Trier. Die große Masse der ertappten Temposünder besteht nicht aus gewissenlosen Rasern, das verrät die Bilanz des Jahres 2016 klar. Mit 15 oder manchmal auch 35 Euro wegen leichter Verstöße sind die meisten dabei. Das Aufleuchten der Blitzer setzt aber auch bei geringen Summen Emotionen frei, viele rufen laut "Abzocke!" Diese Rufe erreichten auch die Chefetage des Rathauses - und sie hatten Konsequenzen.

Die Kontrolleure: In 2115 Messstunden, darunter viele Nacht- und Wochenendschichten, haben die Mitarbeiter der kommunalen Geschwindigkeitsüberwachung (KGÜ) in allen Trierer Stadtteilen 823 000 Fahrzeuge erfasst.

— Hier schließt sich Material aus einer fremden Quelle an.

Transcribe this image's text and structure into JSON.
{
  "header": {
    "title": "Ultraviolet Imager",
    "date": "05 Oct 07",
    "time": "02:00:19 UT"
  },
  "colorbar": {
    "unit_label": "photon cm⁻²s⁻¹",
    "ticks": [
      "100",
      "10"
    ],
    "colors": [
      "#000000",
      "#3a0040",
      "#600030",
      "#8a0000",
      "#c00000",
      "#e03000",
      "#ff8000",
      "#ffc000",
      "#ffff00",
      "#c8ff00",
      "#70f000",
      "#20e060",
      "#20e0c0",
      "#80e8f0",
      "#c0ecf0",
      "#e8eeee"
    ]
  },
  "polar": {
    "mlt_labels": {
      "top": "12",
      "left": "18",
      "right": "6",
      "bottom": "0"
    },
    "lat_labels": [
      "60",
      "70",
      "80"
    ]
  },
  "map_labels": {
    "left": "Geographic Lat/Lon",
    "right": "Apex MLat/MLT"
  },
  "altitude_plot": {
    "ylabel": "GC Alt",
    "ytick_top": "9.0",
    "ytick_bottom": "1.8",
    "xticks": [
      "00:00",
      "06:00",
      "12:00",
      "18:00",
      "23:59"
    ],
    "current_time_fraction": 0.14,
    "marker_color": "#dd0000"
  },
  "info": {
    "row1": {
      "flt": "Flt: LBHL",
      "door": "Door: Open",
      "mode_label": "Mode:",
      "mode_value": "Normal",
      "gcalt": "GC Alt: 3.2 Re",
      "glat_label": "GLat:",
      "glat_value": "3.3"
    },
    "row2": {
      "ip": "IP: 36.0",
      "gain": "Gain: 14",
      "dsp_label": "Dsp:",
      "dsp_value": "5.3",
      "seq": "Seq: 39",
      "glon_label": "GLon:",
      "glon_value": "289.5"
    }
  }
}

Damit hat die Stadt mehr geblitzt als vorher die Polizei. "Die Intensität konnte deutlich erhöht werden", bestätigt Sachgebietsleiter Elmar Geimer. Das Ergebnis: 81 300 Verstöße wurden im Jahr 2016 protokolliert und 1,98 Millionen Euro an Verwarnungs- und Bußgeldern verhängt.

Die Raser
: Nur ein Bruchteil der Ertappten - 4100 Fahrer - war mehr als 20 Stundenkilometer zu schnell.
Die Folge: ein Bußgeld von mindestens 80 Euro und ein Punkt im Fahreignungsregister des Kraftfahrtbundesamts in Flensburg. 570 Fahrer waren mehr als 30 Sachen schneller als erlaubt.
Für sie bedeutet der Brief des Ordnungsamts ein Bußgeld von 160 Euro und ein Fahrverbot.

Die Strafen: Rund 50 000 der Ertappten waren bis zu 10 Stundenkilometer zu schnell, sie zahlen ein Verwarnungsgeld von 15 Euro. Bei rund 20 000 Fahrern waren es schon 15 Sachen, sie sind mit 25 Euro dabei.
7500 Fahrer waren bis zu 20 Kilometer pro Stunde schneller als erlaubt, für sie sind es 35 Euro. Dazu kommen noch 310 Autofahrer, die mit dem Handy am Ohr fotografiert wurden - das ergibt 60 Euro und einen Punkt.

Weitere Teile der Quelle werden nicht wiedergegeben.